In short, Bjork and his wife found the area to be a good place to raise a family. Outside of the tight housing market, the biggest drawback is that the temperatures are lower than what he was used to.

"Snow doesn't bother me; it's the cold and windchill," says Bjork.

Sherman is a freelance writer in Marshfield, Mass.

Sioux Falls at a Glance

Top IT jobs: Programming and network administration

Top IT skills: C++, Java, Oracle, proprietary packages for call centers, Cobra (a language used in the insurance business)

Major industries: Health care, retail, banking, manufacturing

Salaries: C++ programmer: $45,000, with two years' experience; Oracle database administrator: $60,000, with five years' experience

Corporate culture is stable and very "Midwestern." Business casual is the dress mode, but don't expect "a lot of the blue-hair, ponytail types working in IT," says Jeffrey Wilcox, a sales consultant at Key Executive Placement in Sioux Falls.

The recruiter's view: Wilcox sees steady growth for the IT market in Sioux Falls for the near future.
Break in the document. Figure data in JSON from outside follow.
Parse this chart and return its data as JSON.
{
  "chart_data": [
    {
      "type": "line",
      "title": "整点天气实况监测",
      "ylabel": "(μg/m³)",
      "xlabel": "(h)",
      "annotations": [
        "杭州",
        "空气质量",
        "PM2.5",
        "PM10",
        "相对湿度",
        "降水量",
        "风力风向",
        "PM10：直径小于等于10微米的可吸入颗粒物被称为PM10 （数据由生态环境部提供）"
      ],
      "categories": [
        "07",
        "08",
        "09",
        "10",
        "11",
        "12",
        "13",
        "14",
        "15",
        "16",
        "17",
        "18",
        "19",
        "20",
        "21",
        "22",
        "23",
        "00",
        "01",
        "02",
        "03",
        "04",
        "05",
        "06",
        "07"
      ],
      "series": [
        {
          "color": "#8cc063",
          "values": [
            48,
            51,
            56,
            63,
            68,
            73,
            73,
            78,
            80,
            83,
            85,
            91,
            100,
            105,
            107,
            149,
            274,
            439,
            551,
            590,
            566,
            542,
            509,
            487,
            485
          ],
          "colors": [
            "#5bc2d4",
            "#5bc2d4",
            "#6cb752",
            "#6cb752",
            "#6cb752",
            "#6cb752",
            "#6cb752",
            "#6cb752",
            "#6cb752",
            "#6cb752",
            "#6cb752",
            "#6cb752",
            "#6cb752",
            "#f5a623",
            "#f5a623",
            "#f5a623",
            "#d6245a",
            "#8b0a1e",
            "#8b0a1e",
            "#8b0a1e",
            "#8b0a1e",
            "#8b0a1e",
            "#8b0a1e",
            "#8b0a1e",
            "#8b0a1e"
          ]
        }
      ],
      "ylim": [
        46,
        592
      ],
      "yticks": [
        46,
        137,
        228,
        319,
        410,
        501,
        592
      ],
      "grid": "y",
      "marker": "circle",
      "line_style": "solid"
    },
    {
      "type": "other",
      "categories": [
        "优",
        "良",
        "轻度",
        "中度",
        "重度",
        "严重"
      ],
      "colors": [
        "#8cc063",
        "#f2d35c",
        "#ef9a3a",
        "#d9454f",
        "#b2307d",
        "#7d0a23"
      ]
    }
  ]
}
Some technology manufacturers, like Hutchinson Technology Inc. in Hutchinson, Minn., have laid off production workers, but IT has remained stable. Programmers are in high demand, since potential employees from other areas are often put off by the severe winter weather. For an edge in the market, have experience with programming call centers, says Wilcox. Also, mainframe experience goes a long way in this area.

The workforce is stable. Wilcox recently interviewed three programmers, each of whom had had only two different jobs in a 15-year span.

Companies don't try to poach one another's employees, so if you want to change positions, be active and don't wait for a recruiter's call.